According to general international practices, the severing of diplomatic relations between two countries shall not impact multilateral treaties.

(7) We should consider opening shipping routes which do not go through India.

(II) The Circumstances of India Declaring War and Preparations We Should Make

(1) Declaring war:

  1. India: Officially declaring war with China;
  1. China: [We] should prepare a statement in response to India’s declaration of war on China and publicize our attitude to international and domestic circles. [We] should study whether or not a Chinese declaration of war with India is pursuant to the constitution.
  1. According to the international practices, all countries will take a stand following India’s declaration of war. We will complete further study of this matter.

(2) India may impose a naval blockade against China, intercepting and robbing Chinese ships, materials, and personnel. [We are] planning to discuss countermeasures with the Ministry of Foreign Trade, the Ministry of Communications, and the Naval Command.

(3) We should withdraw personnel from the Chinese Embassy and consulates in India. (The same as if diplomatic relations are severed)

(4) We should entrust a third country to take custody over China’s interests. (The same as if diplomatic relations are severed)

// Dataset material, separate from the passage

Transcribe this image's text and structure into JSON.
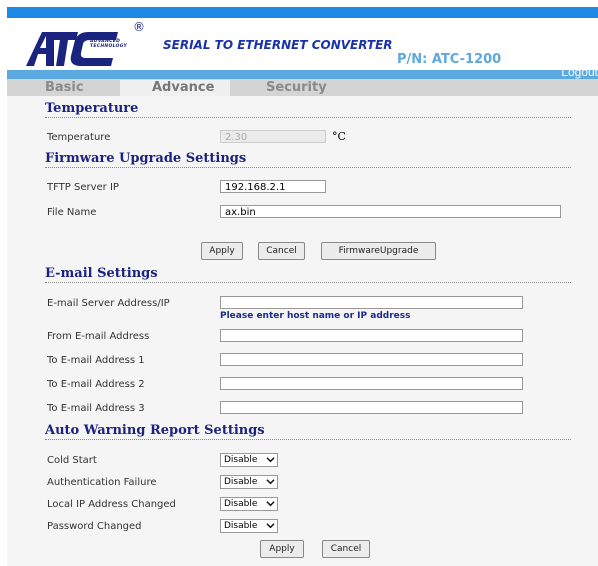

(5) Chinese in India and Indians in China

  1. Chinese in India: [China] will prepare to pick up Chinese in India and return them to China. If India persecutes Chinese in India—for example, detaining them in concentration camps—we will entrust a third country to protect them. We will complete an additional study of the terms favorable to us in the Geneva Convention related to the Protection of Civilian Persons in Time of War.
  1. Indians in China: We should properly manage them. The specific measures are subject to additional study.